Aaron Bleasdale, a lawyer, once rented a two-floor penthouse in Mid-Levels, one of Hong Kong's greenest and most-coveted neighborhoods, whose tenant had recently died. At just 13,000 Hong Kong dollars, or about $1,700, it was a discount of at least 40%, he says. With the rent split between him and a roommate, the apartment was a bargain.

"It was a great location, with a rooftop garden. I'd live with a ghost for that price," said Mr. Bleasdale, who moved out of the apartment a few years ago, but still lives in Hong Kong.

"The [ghosts] here probably wouldn't speak English anyway, so I don't think they would bother me," he said. "Anyway I'm more of the Casper the Friendly Ghost school."

The first haunted house Mr. Ng sold was actually his own. When he was renovating his apartment in preparation for a sale in 1993, a worker was electrocuted.

Shaken but determined to go through with the sale, he says he got a higher price than he expected, despite the death.

Since then, Mr. Ng says he has bought and sold 20 haunted apartments. He regularly scans newspapers to find accounts of deaths and aggressively bids for discounts. He says he is proud of how he has helped pioneer Hong Kong's trade in haunted houses. "I learned it by myself," he says. "Nobody taught me. It's not my fate or luckiness, but my boldness."

His apartments have had unnatural deaths in them, which is what earns them the "haunted" moniker in Hong Kong.
Before he started trading in haunted houses, Mr. Ng was a shark-fin seller. Thanks in part to that business, Mr. Ng has something some younger investors lack: a comfortable pile of cash.
That is important, because in Hong Kong, banks often won't issue mortgages for haunted apartments.

Many banks have online calculators that put values on thousands of apartments in Hong Kong. The Bank of China (Hong Kong) Ltd.'s 2388.HK +0.58%calculator delivers an error message for every unit located on the floor of an apartment building where in the 1980s a woman killed her husband. The same is true for other apartments located near notorious murder sites.

The bank said the firm it uses to value properties didn't provide a price for the apartment where the murder occurred. It didn't comment on why the calculator delivers the same error message for other units on the floor. It said it provides mortgage services for hongza apartments on a "case-by-case" basis.

Standard Chartered Bank (Hong Kong) Ltd. said it doesn't provide mortgages for "haunted" apartments.

Two years ago, Mr.

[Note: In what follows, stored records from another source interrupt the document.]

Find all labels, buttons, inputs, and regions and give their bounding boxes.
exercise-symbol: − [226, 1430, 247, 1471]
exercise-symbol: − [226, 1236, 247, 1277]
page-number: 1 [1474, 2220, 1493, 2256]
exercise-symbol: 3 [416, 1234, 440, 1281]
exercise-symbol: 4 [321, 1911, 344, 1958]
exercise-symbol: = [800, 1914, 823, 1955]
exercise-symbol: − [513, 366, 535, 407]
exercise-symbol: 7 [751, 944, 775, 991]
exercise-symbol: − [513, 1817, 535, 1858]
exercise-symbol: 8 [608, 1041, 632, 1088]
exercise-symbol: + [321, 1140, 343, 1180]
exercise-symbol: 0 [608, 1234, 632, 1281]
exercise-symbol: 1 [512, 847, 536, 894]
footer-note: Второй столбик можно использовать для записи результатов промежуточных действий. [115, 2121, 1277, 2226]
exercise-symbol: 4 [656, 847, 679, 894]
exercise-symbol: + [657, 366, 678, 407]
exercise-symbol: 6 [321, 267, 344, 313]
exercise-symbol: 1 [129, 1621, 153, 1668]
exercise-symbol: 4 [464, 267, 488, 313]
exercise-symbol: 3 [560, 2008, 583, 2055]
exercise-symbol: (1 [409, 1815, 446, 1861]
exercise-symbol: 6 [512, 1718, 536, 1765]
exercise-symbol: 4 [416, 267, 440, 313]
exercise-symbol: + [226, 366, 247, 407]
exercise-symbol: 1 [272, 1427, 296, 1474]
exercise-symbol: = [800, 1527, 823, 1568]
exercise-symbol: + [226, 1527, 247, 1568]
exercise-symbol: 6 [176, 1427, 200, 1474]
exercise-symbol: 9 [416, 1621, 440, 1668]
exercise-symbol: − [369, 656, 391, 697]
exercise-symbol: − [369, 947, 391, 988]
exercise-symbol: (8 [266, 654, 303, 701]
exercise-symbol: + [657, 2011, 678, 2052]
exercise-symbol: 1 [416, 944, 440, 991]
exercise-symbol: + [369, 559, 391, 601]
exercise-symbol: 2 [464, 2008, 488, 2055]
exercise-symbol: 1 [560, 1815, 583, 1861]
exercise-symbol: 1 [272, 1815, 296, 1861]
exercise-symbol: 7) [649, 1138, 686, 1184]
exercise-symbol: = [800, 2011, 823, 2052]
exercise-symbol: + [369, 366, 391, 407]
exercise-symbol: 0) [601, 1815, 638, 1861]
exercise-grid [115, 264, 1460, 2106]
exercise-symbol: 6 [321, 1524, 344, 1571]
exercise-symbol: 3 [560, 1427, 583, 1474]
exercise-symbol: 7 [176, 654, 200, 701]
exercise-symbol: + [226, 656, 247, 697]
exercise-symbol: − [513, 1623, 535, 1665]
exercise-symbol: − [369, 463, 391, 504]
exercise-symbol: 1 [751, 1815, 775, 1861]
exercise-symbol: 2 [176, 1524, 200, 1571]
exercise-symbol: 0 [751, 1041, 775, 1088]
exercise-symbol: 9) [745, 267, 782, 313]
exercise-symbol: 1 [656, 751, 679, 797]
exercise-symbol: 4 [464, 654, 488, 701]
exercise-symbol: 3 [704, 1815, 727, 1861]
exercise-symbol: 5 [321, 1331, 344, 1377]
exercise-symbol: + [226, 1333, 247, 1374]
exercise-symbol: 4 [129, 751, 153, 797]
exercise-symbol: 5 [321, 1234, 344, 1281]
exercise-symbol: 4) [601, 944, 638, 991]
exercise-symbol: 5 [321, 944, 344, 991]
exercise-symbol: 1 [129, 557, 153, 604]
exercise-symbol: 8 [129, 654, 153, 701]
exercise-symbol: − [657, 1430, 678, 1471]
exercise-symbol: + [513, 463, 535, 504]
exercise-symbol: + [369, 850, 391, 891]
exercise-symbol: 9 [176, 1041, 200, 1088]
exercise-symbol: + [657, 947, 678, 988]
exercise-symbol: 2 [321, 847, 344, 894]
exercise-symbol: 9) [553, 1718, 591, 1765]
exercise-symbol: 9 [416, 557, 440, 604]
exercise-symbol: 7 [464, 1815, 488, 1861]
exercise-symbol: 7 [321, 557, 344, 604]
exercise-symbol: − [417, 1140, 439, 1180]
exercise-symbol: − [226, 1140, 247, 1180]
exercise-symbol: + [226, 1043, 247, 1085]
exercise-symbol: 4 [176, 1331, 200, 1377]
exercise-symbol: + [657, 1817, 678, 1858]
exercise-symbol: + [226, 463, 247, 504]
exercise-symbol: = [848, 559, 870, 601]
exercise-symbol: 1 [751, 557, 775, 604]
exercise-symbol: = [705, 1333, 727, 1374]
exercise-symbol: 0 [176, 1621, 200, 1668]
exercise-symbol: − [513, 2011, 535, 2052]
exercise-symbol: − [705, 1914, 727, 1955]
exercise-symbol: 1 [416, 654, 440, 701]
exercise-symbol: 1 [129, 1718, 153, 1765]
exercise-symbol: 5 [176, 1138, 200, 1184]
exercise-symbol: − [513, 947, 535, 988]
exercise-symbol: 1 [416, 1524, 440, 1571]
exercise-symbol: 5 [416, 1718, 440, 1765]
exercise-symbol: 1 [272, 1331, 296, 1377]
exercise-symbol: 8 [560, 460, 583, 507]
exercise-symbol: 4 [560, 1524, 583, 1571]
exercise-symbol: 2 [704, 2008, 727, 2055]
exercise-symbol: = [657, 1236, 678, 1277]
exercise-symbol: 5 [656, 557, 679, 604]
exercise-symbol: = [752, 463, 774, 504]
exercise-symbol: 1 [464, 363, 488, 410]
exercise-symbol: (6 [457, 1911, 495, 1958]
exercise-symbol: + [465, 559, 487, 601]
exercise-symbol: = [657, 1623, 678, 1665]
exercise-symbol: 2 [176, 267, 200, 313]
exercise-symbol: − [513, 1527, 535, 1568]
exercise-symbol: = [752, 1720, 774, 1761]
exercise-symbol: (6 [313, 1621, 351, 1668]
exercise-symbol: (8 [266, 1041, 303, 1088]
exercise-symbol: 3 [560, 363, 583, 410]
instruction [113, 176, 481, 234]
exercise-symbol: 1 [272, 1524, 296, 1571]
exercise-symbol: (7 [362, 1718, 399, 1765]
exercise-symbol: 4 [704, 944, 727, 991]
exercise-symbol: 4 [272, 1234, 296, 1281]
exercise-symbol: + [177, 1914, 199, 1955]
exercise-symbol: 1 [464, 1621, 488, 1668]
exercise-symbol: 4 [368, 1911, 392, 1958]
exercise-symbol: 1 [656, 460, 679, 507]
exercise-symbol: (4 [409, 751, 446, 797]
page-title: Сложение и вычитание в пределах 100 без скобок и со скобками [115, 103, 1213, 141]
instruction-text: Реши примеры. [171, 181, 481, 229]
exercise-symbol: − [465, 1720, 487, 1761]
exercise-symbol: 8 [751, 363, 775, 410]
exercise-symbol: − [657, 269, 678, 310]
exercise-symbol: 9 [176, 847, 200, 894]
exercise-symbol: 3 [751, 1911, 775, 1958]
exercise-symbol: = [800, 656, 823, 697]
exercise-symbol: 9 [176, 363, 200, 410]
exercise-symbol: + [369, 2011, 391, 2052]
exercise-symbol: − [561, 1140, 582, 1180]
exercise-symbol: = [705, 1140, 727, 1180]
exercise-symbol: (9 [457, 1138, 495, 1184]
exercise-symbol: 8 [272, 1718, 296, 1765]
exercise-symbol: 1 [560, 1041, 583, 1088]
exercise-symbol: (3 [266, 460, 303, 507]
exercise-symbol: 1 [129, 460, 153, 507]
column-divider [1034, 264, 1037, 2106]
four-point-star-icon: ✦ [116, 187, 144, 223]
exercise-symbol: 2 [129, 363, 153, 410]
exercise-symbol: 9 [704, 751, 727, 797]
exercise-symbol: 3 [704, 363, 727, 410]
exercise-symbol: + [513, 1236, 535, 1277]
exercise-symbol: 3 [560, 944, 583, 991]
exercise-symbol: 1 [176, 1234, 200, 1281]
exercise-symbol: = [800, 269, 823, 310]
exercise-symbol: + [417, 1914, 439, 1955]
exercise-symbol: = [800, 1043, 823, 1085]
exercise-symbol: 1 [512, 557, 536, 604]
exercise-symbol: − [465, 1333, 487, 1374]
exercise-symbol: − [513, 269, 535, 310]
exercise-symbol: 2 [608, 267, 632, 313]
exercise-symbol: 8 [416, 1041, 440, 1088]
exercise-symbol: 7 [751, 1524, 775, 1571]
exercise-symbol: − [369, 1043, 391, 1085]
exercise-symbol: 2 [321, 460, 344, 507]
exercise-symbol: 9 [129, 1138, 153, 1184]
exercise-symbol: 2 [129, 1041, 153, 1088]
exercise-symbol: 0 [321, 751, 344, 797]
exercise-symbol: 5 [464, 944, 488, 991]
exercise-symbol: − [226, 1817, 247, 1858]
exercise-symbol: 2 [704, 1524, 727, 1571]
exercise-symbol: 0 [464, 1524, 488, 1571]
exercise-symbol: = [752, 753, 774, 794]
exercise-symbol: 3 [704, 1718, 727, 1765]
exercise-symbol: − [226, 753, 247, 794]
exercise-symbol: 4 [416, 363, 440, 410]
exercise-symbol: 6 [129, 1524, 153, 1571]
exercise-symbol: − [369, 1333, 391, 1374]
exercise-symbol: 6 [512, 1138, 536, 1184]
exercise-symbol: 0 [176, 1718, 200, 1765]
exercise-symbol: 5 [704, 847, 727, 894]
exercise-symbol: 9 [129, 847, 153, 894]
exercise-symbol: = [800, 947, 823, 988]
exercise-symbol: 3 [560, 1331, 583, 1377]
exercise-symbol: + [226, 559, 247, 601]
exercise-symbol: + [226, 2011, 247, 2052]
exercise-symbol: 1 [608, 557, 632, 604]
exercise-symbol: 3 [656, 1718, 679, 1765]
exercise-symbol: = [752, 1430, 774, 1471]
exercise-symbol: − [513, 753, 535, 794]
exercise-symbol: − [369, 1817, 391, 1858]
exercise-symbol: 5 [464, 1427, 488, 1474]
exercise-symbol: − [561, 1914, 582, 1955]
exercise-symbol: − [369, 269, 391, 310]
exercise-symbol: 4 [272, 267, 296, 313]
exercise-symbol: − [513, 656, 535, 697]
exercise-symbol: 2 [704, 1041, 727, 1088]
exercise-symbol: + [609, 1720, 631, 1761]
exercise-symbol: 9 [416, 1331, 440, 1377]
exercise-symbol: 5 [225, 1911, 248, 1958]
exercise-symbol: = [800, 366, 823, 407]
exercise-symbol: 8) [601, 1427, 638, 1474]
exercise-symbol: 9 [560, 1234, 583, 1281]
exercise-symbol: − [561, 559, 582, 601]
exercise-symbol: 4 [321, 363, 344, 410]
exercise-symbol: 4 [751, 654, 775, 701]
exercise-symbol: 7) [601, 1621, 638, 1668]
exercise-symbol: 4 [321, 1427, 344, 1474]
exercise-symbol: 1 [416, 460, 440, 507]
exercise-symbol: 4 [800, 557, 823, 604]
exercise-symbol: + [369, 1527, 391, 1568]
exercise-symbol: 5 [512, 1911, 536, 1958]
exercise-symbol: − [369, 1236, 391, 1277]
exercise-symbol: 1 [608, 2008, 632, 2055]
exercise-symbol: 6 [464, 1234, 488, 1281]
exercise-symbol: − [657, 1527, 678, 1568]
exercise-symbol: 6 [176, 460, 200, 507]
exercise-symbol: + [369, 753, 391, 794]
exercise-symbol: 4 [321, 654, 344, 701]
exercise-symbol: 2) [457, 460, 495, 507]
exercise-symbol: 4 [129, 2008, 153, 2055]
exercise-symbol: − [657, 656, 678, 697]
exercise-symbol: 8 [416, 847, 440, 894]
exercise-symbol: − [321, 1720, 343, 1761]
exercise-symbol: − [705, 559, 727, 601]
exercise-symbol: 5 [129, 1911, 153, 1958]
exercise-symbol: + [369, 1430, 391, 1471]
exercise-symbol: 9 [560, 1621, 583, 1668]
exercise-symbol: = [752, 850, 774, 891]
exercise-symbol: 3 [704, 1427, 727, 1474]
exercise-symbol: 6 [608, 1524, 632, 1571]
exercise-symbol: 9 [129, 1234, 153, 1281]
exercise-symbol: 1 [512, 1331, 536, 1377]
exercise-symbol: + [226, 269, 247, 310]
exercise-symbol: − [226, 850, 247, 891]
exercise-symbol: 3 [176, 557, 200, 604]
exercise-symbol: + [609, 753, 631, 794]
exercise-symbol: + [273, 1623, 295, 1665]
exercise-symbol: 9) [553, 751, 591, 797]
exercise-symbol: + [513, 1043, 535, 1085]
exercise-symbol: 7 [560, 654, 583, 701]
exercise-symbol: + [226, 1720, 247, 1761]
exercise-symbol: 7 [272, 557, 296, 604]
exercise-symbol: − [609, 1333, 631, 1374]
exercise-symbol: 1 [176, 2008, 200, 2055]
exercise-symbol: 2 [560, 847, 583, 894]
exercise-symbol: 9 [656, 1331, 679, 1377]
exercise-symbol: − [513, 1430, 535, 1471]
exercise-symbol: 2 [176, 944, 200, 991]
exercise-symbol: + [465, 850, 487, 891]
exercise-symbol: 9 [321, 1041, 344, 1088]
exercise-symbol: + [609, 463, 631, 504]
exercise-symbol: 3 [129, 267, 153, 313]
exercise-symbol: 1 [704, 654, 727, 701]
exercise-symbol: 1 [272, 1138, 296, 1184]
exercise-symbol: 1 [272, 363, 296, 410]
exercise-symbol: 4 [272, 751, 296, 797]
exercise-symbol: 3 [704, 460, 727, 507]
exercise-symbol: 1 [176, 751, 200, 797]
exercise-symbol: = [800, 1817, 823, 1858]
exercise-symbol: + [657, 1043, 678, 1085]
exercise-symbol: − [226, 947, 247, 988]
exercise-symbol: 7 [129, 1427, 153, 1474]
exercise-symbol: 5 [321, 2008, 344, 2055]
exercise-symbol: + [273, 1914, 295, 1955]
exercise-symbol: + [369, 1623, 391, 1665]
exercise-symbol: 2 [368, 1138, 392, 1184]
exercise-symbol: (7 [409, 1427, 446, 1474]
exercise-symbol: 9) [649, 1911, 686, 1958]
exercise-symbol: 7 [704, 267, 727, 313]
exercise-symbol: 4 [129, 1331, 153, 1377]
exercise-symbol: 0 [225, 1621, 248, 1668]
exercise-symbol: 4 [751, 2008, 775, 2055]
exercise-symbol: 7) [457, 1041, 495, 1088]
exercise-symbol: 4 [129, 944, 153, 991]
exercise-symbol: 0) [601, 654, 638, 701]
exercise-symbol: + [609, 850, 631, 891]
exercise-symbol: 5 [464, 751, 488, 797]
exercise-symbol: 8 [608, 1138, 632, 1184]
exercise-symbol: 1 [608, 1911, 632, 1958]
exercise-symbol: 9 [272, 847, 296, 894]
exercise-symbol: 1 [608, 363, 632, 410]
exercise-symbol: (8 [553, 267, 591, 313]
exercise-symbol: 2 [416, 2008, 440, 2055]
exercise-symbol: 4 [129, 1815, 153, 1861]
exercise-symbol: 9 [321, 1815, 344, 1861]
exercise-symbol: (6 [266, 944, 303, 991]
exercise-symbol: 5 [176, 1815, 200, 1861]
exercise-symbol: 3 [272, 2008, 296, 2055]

Ng, who says he doesn't believe in ghosts, began winding down his shark-fin business, which was hurt by environmentalist-led boycotts, even as prices on haunted houses soared. "They're still more profitable than shark's fins," he said.

He isn't worried about his new competitors, saying their high-price deals will backfire and he will still be there. "They're amateurs," he said.